For two years, the DTSC worked to gather, weigh and evaluate tens of thousands of pages of input in order to develop the necessary regulations. The Green Chemistry Alliance, a group of associations and organizations representing employers and manufacturers, supported this process and participated actively.

Unfortunately, the process became a forum for activists to demand restrictions on thousands of chemicals and compounds regardless of the level of risk. For some environmental activists, any regulations that acknowledge the need to protect jobs or the interests of consumers represent failure. To them, environmental issues are all-or-nothing standoffs – no regulations are strict enough; no chemical is sufficiently benign; no job is worth protecting.

If California truly wants to protect consumers and workers, it will reject these demands and focus on protecting consumers through common-sense, scientifically based standards.

Viewing the Green Chemistry Initiative in all-or-nothing terms dooms it to failure. By insisting the DTSC broaden its focus to virtually all chemicals in use today rather than focusing on those known to present hazards, environmental activists would saddle it with an impossible task. No agency – certainly not one in a state with a $20 billion budget deficit and 12.3 percent unemployment – could hope to tackle the tens of thousands of studies, evaluations and regulatory actions these interests seek to dump on the DTSC.

Poor use of resources

Devoting countless hours and millions of dollars to bureaucratic proceedings over substances that occur naturally or pose no risk of actual exposure is a poor use of resources that could be focused on more legitimate concerns.

It may be true that the glass that holds your morning orange juice is made from sand, and that sand typically contains chemicals you wouldn’t want inside your body in large quantities. But, since you don’t plan to eat the glass, might not the state and the manufacturer focus their safety efforts elsewhere? No, say the activists pushing on the DTSC. The drinking glass has to go through the same intensive process as a product that actually exposes a consumer to a known carcinogen. If the manufacturer can’t handle the costs or the DTSC gets buried under an avalanche of paperwork, so be it. 

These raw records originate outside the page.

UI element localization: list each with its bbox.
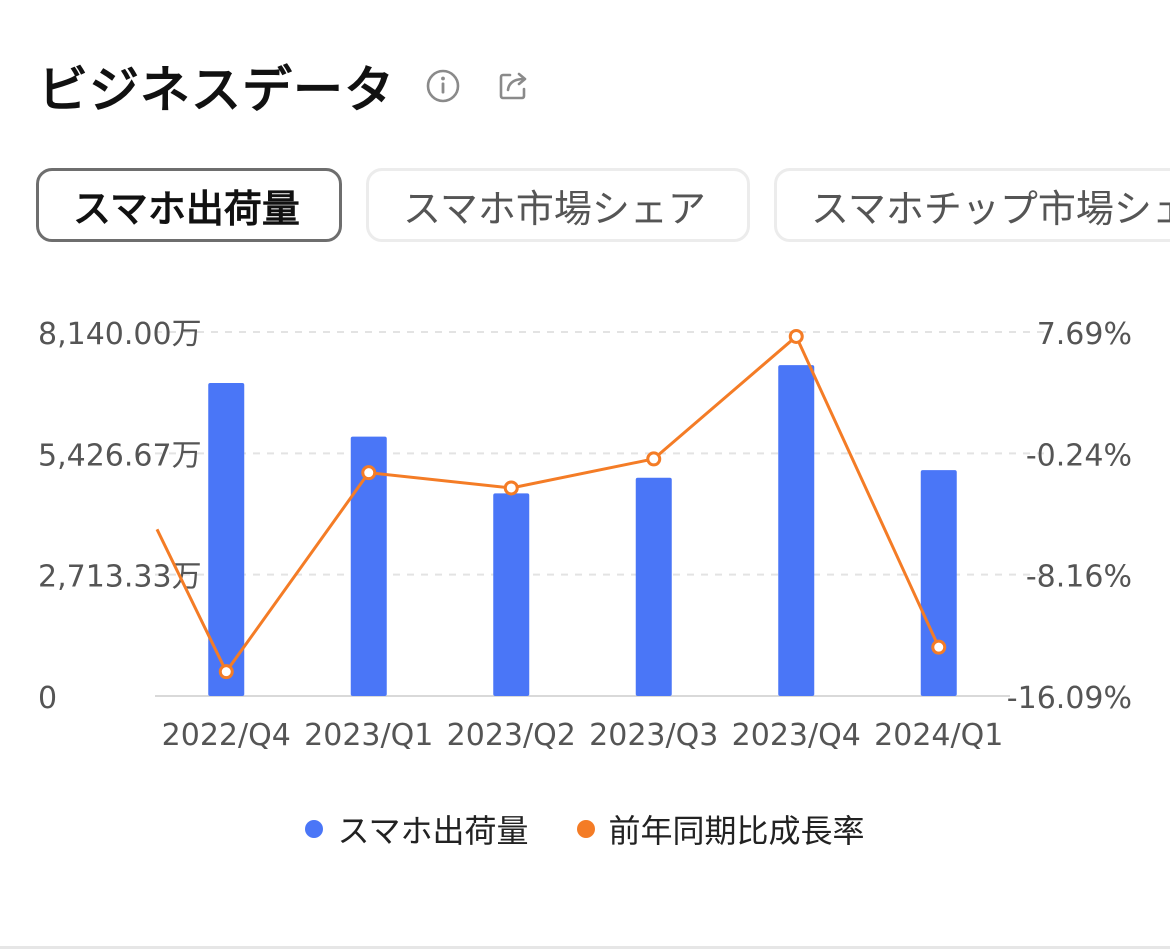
tab-label: スマホチップ市場シェア [811, 186, 1170, 231]
page-title: ビジネスデータ [38, 61, 395, 119]
divider [0, 946, 1170, 949]
info-icon[interactable] [423, 66, 463, 106]
chart-svg: 0 -16.09% 2,713.33万 -8.16% 5,426.67万 -0.24% 8,… [38, 317, 1132, 753]
growth-point [646, 451, 662, 467]
growth-line [155, 334, 941, 674]
legend-dot-bar [305, 820, 324, 838]
x-axis-tick-label: 2022/Q4 [162, 718, 291, 753]
x-axis-tick-label: 2024/Q1 [874, 718, 1003, 753]
left-axis-tick-label: 2,713.33万 [38, 560, 202, 595]
growth-point [503, 480, 519, 496]
growth-point [361, 465, 377, 481]
bar [920, 470, 957, 696]
growth-point [218, 664, 234, 680]
left-axis-tick-label: 5,426.67万 [38, 438, 202, 473]
legend-item-shipments[interactable]: スマホ出荷量 [305, 806, 529, 852]
left-axis-tick-label: 8,140.00万 [38, 317, 202, 352]
tab-smartphone-shipments[interactable]: スマホ出荷量 [36, 168, 342, 242]
right-axis-tick-label: -0.24% [1026, 438, 1132, 473]
x-axis-tick-label: 2023/Q4 [732, 718, 861, 753]
legend-dot-line [576, 820, 595, 838]
legend-label: スマホ出荷量 [337, 812, 529, 850]
tab-label: スマホ市場シェア [403, 186, 706, 231]
right-axis-tick-label: -16.09% [1007, 681, 1132, 716]
tab-label: スマホ出荷量 [73, 186, 300, 231]
chart: 0 -16.09% 2,713.33万 -8.16% 5,426.67万 -0.24% 8,… [0, 290, 1170, 870]
legend: スマホ出荷量 前年同期比成長率 [0, 806, 1170, 852]
share-icon[interactable] [493, 66, 533, 106]
legend-item-yoy-growth[interactable]: 前年同期比成長率 [576, 806, 865, 852]
bar [635, 477, 672, 696]
x-axis-tick-label: 2023/Q2 [447, 718, 576, 753]
bar [350, 436, 387, 696]
right-axis-tick-label: 7.69% [1037, 317, 1132, 352]
tab-smartphone-market-share[interactable]: スマホ市場シェア [366, 168, 750, 242]
legend-label: 前年同期比成長率 [608, 812, 865, 850]
growth-point [788, 328, 804, 344]
bar [208, 382, 245, 696]
tab-bar: スマホ出荷量 スマホ市場シェア スマホチップ市場シェア [36, 168, 1170, 248]
bar [493, 493, 530, 696]
header: ビジネスデータ [38, 46, 533, 126]
x-axis-tick-label: 2023/Q1 [304, 718, 433, 753]
right-axis-tick-label: -8.16% [1026, 560, 1132, 595]
x-axis-tick-label: 2023/Q3 [589, 718, 718, 753]
left-axis-tick-label: 0 [38, 681, 57, 716]
tab-smartphone-chip-market-share[interactable]: スマホチップ市場シェア [774, 168, 1170, 242]
growth-point [931, 639, 947, 655]
bar [778, 365, 815, 696]
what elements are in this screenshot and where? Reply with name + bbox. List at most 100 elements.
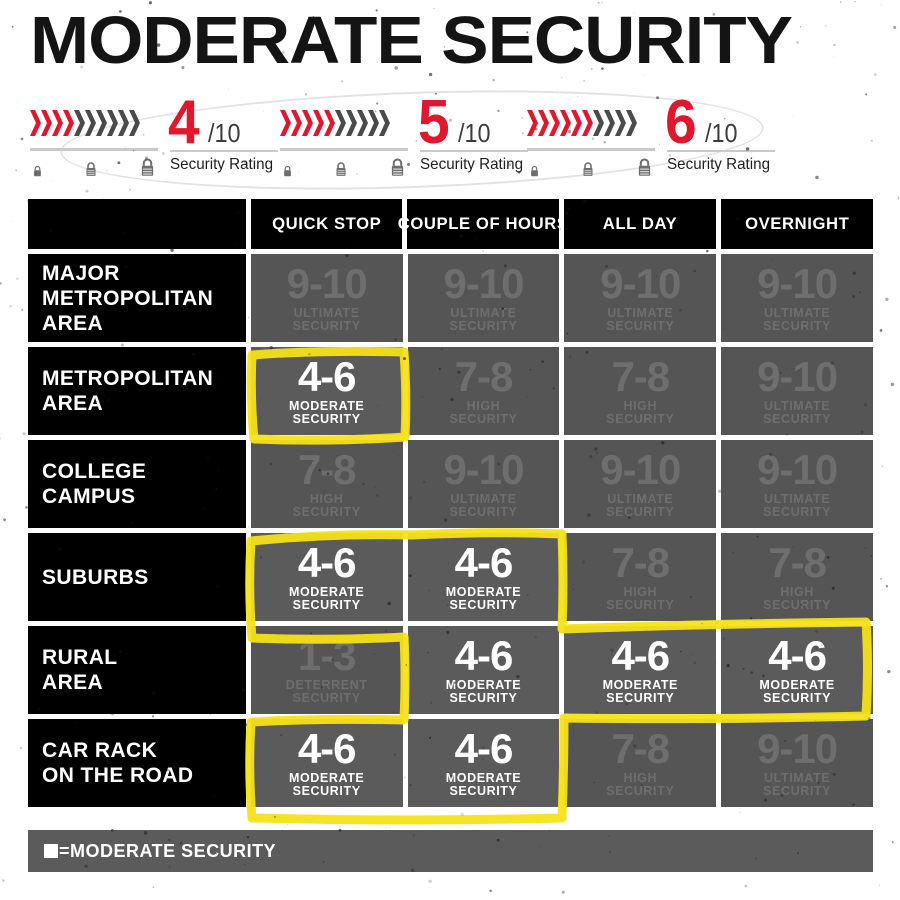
cell-caption-line: HIGH <box>623 398 658 413</box>
matrix-cell[interactable]: 4-6 MODERATE SECURITY <box>407 533 560 621</box>
table-row: SUBURBS 4-6 MODERATE SECURITY 4-6 MODERATE SEC… <box>28 533 874 621</box>
white-square-icon <box>44 844 58 858</box>
cell-caption-line: SECURITY <box>292 783 361 798</box>
cell-caption-line: ULTIMATE <box>450 305 517 320</box>
matrix-cell[interactable]: 9-10 ULTIMATE SECURITY <box>721 347 874 435</box>
matrix-cell[interactable]: 9-10 ULTIMATE SECURITY <box>721 254 874 342</box>
cell-caption-line: SECURITY <box>292 411 361 426</box>
matrix-cell[interactable]: 7-8 HIGH SECURITY <box>564 719 717 807</box>
rating-caption-1: Security Rating <box>170 156 274 173</box>
cell-range: 4-6 <box>297 538 357 586</box>
matrix-cell[interactable]: 9-10 ULTIMATE SECURITY <box>721 440 874 528</box>
column-header-4: OVERNIGHT <box>721 199 873 249</box>
row-label-line: AREA <box>42 311 104 335</box>
chevron-icon <box>313 110 324 136</box>
matrix-cell[interactable]: 1-3 DETERRENT SECURITY <box>250 626 403 714</box>
cell-caption: ULTIMATE SECURITY <box>763 306 832 333</box>
column-header-label: COUPLE OF HOURS <box>398 214 569 233</box>
chevron-icon <box>549 110 560 136</box>
matrix-cell[interactable]: 4-6 MODERATE SECURITY <box>564 626 717 714</box>
column-header-label: ALL DAY <box>603 214 678 233</box>
cell-caption-line: SECURITY <box>606 411 675 426</box>
row-label-line: COLLEGE <box>42 460 147 483</box>
lock-scale-1 <box>30 148 158 177</box>
cell-caption: DETERRENT SECURITY <box>286 678 368 705</box>
cell-range: 9-10 <box>757 724 838 772</box>
row-label-line: CAR RACK <box>42 739 158 762</box>
chevron-icon <box>368 110 379 136</box>
cell-range: 7-8 <box>611 724 670 772</box>
matrix-cell[interactable]: 4-6 MODERATE SECURITY <box>250 347 403 435</box>
matrix-cell[interactable]: 9-10 ULTIMATE SECURITY <box>721 719 874 807</box>
cell-caption-line: SECURITY <box>763 690 832 705</box>
cell-caption-line: SECURITY <box>449 690 518 705</box>
chevron-icon <box>582 110 593 136</box>
matrix-cell[interactable]: 9-10 ULTIMATE SECURITY <box>564 440 717 528</box>
matrix-cell[interactable]: 4-6 MODERATE SECURITY <box>250 533 403 621</box>
cell-caption-line: SECURITY <box>449 783 518 798</box>
matrix-cell[interactable]: 9-10 ULTIMATE SECURITY <box>564 254 717 342</box>
matrix-cell[interactable]: 4-6 MODERATE SECURITY <box>250 719 403 807</box>
cell-caption-line: HIGH <box>780 584 814 599</box>
table-header-row: QUICK STOP COUPLE OF HOURS ALL DAY OVERNIGH… <box>28 199 873 249</box>
cell-caption-line: MODERATE <box>288 398 365 413</box>
matrix-cell[interactable]: 7-8 HIGH SECURITY <box>564 533 717 621</box>
matrix-cell[interactable]: 7-8 HIGH SECURITY <box>721 533 874 621</box>
cell-caption: MODERATE SECURITY <box>289 585 364 612</box>
matrix-cell[interactable]: 4-6 MODERATE SECURITY <box>407 626 560 714</box>
cell-caption-line: SECURITY <box>763 318 832 333</box>
chevron-icon <box>118 110 129 136</box>
matrix-cell[interactable]: 9-10 ULTIMATE SECURITY <box>407 254 560 342</box>
matrix-cell[interactable]: 9-10 ULTIMATE SECURITY <box>250 254 403 342</box>
table-row: RURAL AREA 1-3 DETERRENT SECURITY 4-6 MODERATE… <box>28 626 874 714</box>
matrix-cell[interactable]: 4-6 MODERATE SECURITY <box>407 719 560 807</box>
matrix-cell[interactable]: 7-8 HIGH SECURITY <box>250 440 403 528</box>
cell-caption: MODERATE SECURITY <box>289 771 364 798</box>
row-label-line: SUBURBS <box>42 565 149 589</box>
matrix-cell[interactable]: 4-6 MODERATE SECURITY <box>721 626 874 714</box>
cell-range: 7-8 <box>297 445 357 493</box>
matrix-cell[interactable]: 7-8 HIGH SECURITY <box>564 347 717 435</box>
cell-range: 9-10 <box>757 352 838 400</box>
chevron-icon <box>30 110 41 136</box>
cell-caption: HIGH SECURITY <box>449 399 517 426</box>
cell-range: 7-8 <box>611 538 670 586</box>
cell-caption-line: SECURITY <box>606 318 675 333</box>
legend-label: =MODERATE SECURITY <box>59 840 277 861</box>
chevron-icon <box>85 110 96 136</box>
cell-caption-line: SECURITY <box>606 504 675 519</box>
chevron-icon <box>107 110 118 136</box>
table-row: COLLEGE CAMPUS 7-8 HIGH SECURITY 9-10 ULTIMATE… <box>28 440 874 528</box>
divider <box>420 150 528 152</box>
cell-caption-line: SECURITY <box>292 318 361 333</box>
cell-caption-line: SECURITY <box>763 783 832 798</box>
matrix-cell[interactable]: 9-10 ULTIMATE SECURITY <box>407 440 560 528</box>
cell-caption-line: ULTIMATE <box>764 398 831 413</box>
chevron-meter-2 <box>280 110 390 136</box>
padlock-icon <box>284 165 291 177</box>
cell-caption-line: HIGH <box>309 491 344 506</box>
cell-range: 4-6 <box>611 631 670 679</box>
cell-caption-line: SECURITY <box>763 411 832 426</box>
lock-scale-3 <box>527 148 655 177</box>
chevron-icon <box>615 110 626 136</box>
row-label-5: RURAL AREA <box>28 626 246 714</box>
cell-range: 9-10 <box>757 445 838 493</box>
rating-outof-1: /10 <box>208 118 241 148</box>
page-title: MODERATE SECURITY <box>30 3 793 78</box>
cell-caption: HIGH SECURITY <box>606 585 674 612</box>
padlock-icon <box>34 165 41 177</box>
cell-caption-line: MODERATE <box>445 677 522 692</box>
cell-range: 9-10 <box>600 445 681 493</box>
cell-caption-line: SECURITY <box>292 690 361 705</box>
padlock-icon <box>336 162 346 176</box>
matrix-cell[interactable]: 7-8 HIGH SECURITY <box>407 347 560 435</box>
cell-caption-line: MODERATE <box>445 770 522 785</box>
row-label-line: METROPOLITAN <box>42 367 214 390</box>
divider <box>170 150 278 152</box>
cell-caption-line: MODERATE <box>602 677 678 692</box>
cell-range: 4-6 <box>454 538 514 586</box>
divider <box>30 148 158 151</box>
chevron-icon <box>346 110 357 136</box>
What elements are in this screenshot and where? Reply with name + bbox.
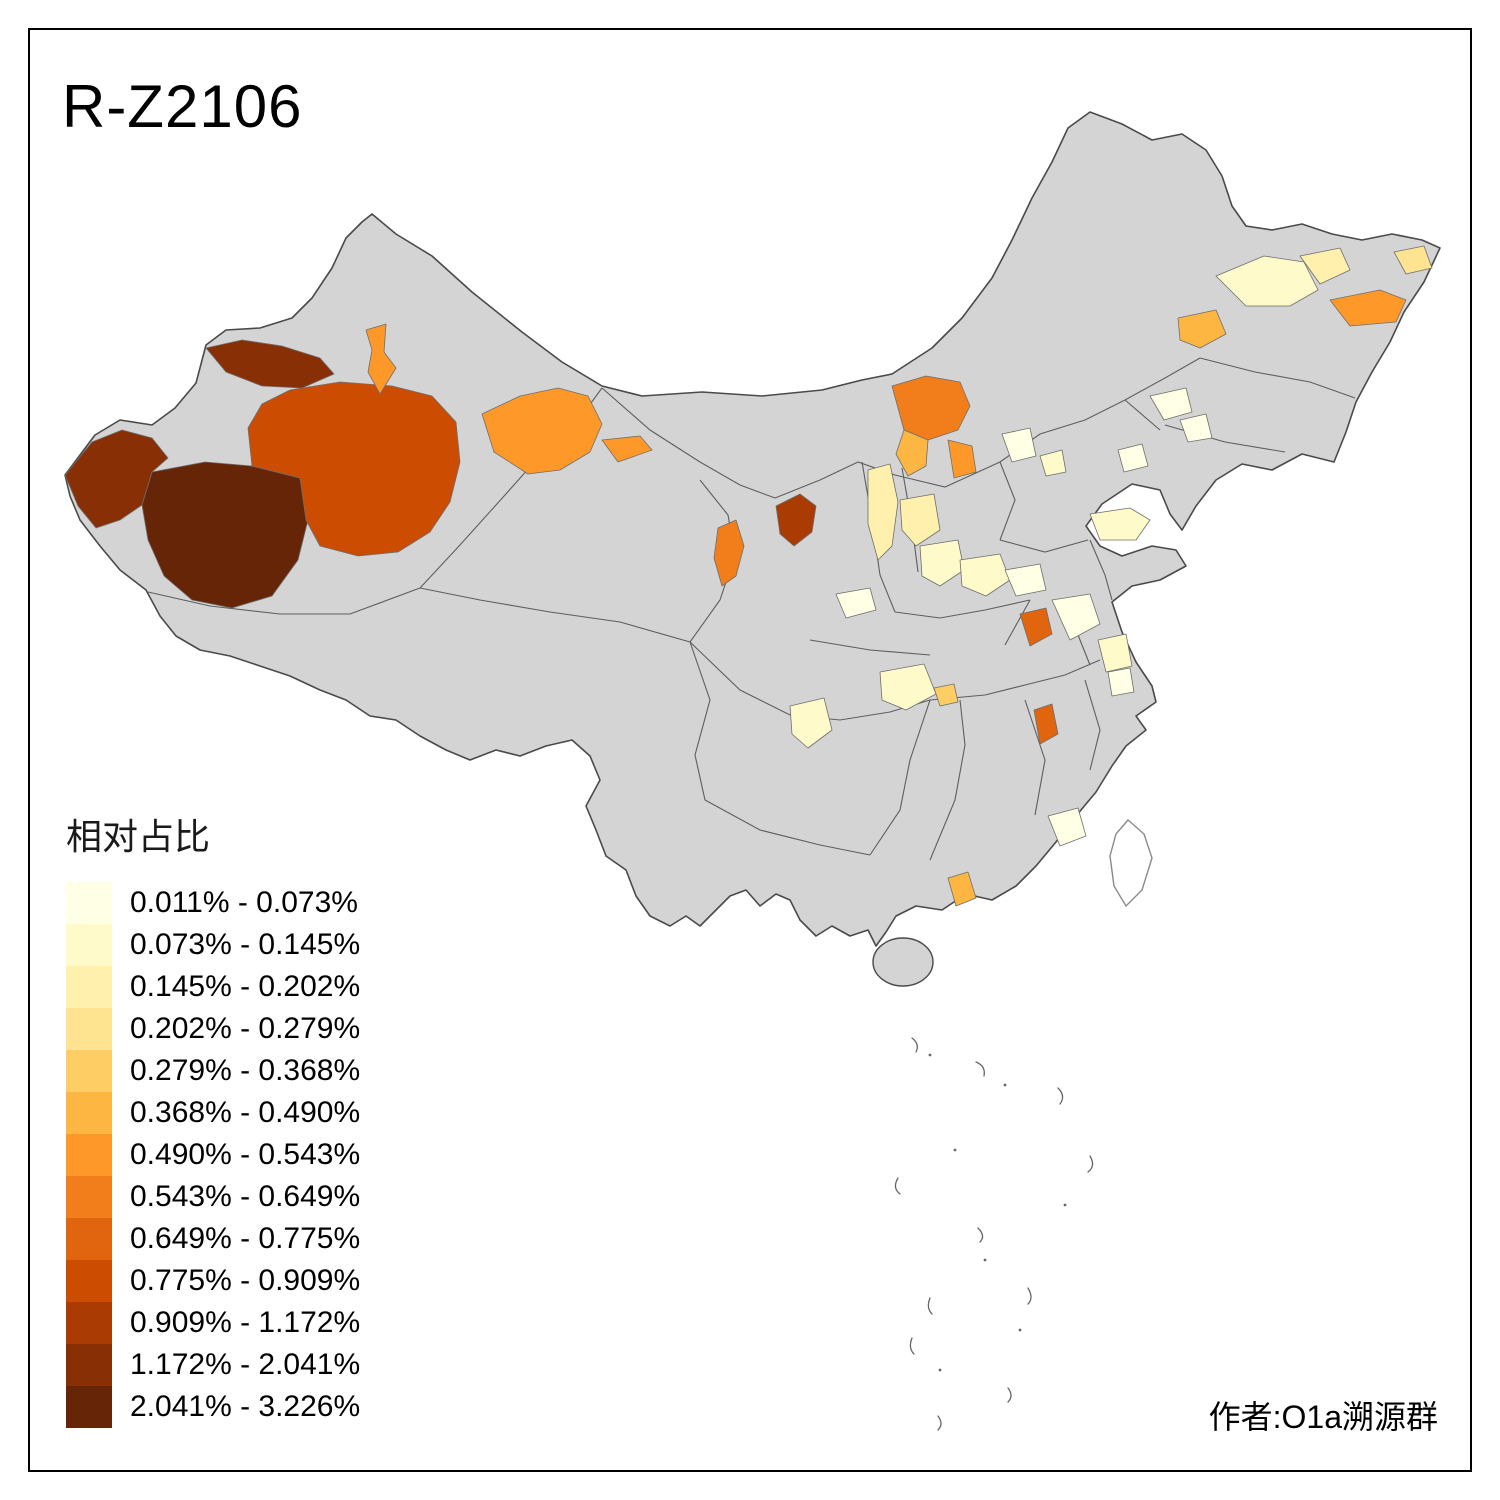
legend-label: 2.041% - 3.226%: [130, 1390, 361, 1423]
legend-rows: 0.011% - 0.073% 0.073% - 0.145% 0.145% - 0…: [66, 882, 446, 1428]
map-region: [64, 429, 169, 529]
legend-swatch: [66, 1260, 112, 1302]
map-region: [1097, 633, 1133, 673]
map-region: [1033, 703, 1059, 745]
legend-row: 0.279% - 0.368%: [66, 1050, 446, 1092]
legend: 相对占比 0.011% - 0.073% 0.073% - 0.145% 0.145…: [66, 808, 446, 1428]
legend-swatch: [66, 1302, 112, 1344]
legend-row: 0.490% - 0.543%: [66, 1134, 446, 1176]
china-mainland: [64, 111, 1441, 947]
legend-row: 0.649% - 0.775%: [66, 1218, 446, 1260]
legend-swatch: [66, 1218, 112, 1260]
map-region: [1039, 449, 1067, 477]
map-region: [205, 339, 335, 389]
legend-row: 0.011% - 0.073%: [66, 882, 446, 924]
map-region: [899, 493, 941, 547]
choropleth-regions: [64, 245, 1433, 907]
legend-swatch: [66, 1134, 112, 1176]
legend-swatch: [66, 1344, 112, 1386]
map-region: [835, 587, 877, 619]
legend-row: 1.172% - 2.041%: [66, 1344, 446, 1386]
legend-label: 0.368% - 0.490%: [130, 1096, 361, 1129]
map-region: [789, 697, 833, 749]
legend-swatch: [66, 924, 112, 966]
map-region: [879, 663, 937, 711]
legend-row: 2.041% - 3.226%: [66, 1386, 446, 1428]
legend-label: 0.543% - 0.649%: [130, 1180, 361, 1213]
legend-label: 1.172% - 2.041%: [130, 1348, 361, 1381]
legend-label: 0.649% - 0.775%: [130, 1222, 361, 1255]
legend-label: 0.775% - 0.909%: [130, 1264, 361, 1297]
map-region: [1329, 289, 1407, 327]
legend-swatch: [66, 1050, 112, 1092]
legend-label: 0.145% - 0.202%: [130, 970, 361, 1003]
legend-label: 0.073% - 0.145%: [130, 928, 361, 961]
map-region: [867, 463, 899, 561]
map-region: [933, 683, 959, 707]
map-region: [1107, 667, 1135, 697]
legend-swatch: [66, 966, 112, 1008]
map-region: [1393, 245, 1433, 275]
map-region: [1215, 255, 1319, 307]
author-credit: 作者:O1a溯源群: [1208, 1399, 1438, 1435]
legend-title: 相对占比: [66, 816, 211, 857]
legend-swatch: [66, 882, 112, 924]
legend-row: 0.543% - 0.649%: [66, 1176, 446, 1218]
map-region: [713, 519, 745, 587]
legend-swatch: [66, 1092, 112, 1134]
map-region: [1179, 413, 1213, 443]
south-china-sea-dashes: [894, 1037, 1094, 1431]
map-region: [919, 539, 965, 587]
map-region: [775, 493, 817, 547]
hainan-island: [872, 937, 934, 987]
map-region: [247, 381, 461, 557]
legend-row: 0.909% - 1.172%: [66, 1302, 446, 1344]
map-region: [947, 871, 977, 907]
map-region: [481, 387, 603, 475]
legend-label: 0.909% - 1.172%: [130, 1306, 361, 1339]
map-region: [1047, 807, 1087, 847]
map-region: [1299, 247, 1351, 285]
south-china-sea-islets: [928, 1053, 1067, 1372]
legend-row: 0.775% - 0.909%: [66, 1260, 446, 1302]
map-region: [1089, 507, 1151, 541]
map-region: [1177, 309, 1227, 349]
taiwan-island: [1109, 819, 1153, 908]
map-region: [1149, 387, 1193, 421]
map-region: [1001, 427, 1037, 463]
map-region: [365, 323, 397, 395]
map-region: [1117, 443, 1149, 473]
legend-swatch: [66, 1176, 112, 1218]
map-region: [1051, 593, 1101, 641]
legend-label: 0.202% - 0.279%: [130, 1012, 361, 1045]
legend-label: 0.279% - 0.368%: [130, 1054, 361, 1087]
map-region: [601, 435, 653, 463]
legend-label: 0.490% - 0.543%: [130, 1138, 361, 1171]
map-region: [1004, 563, 1047, 597]
map-region: [1019, 607, 1053, 647]
legend-row: 0.073% - 0.145%: [66, 924, 446, 966]
legend-swatch: [66, 1386, 112, 1428]
map-region: [895, 429, 929, 477]
map-region: [959, 553, 1011, 597]
map-region: [947, 439, 977, 479]
page-title: R-Z2106: [62, 73, 303, 140]
legend-row: 0.202% - 0.279%: [66, 1008, 446, 1050]
legend-label: 0.011% - 0.073%: [130, 886, 358, 919]
legend-swatch: [66, 1008, 112, 1050]
legend-row: 0.368% - 0.490%: [66, 1092, 446, 1134]
legend-row: 0.145% - 0.202%: [66, 966, 446, 1008]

And if L.A. employers shut their doors and still more Californians lose their jobs, well, it’s just collateral damage. Never mind the 37 percent erosion of the manufacturing sector the county already suffered over the last nine years.

A science-based rational system of green chemistry can protect consumers, stimulate innovation, inspire investment and create green jobs in the L.A. area and throughout the state. But a politically driven process that yields to the all-or-nothing demands of activists will create growth in only one sector – lawsuits.

If the activists get their way, California will be left with a massive stack of new regulations, a long list of damaged employers, lost jobs and no discernible improvement to public or consumer safety. It will have been a costly and avoidable failure.

California was right to begin a green chemistry process that balanced competing needs, set achievable goals and relied on science rather than politics. Now that the initiative is close to becoming reality, it’s more important than ever to remain committed to those principles.

Jack Stewart is president of the California Manufacturers & Technology Association, a Sacramento organization that represents the state’s manufacturers and technology-based companies.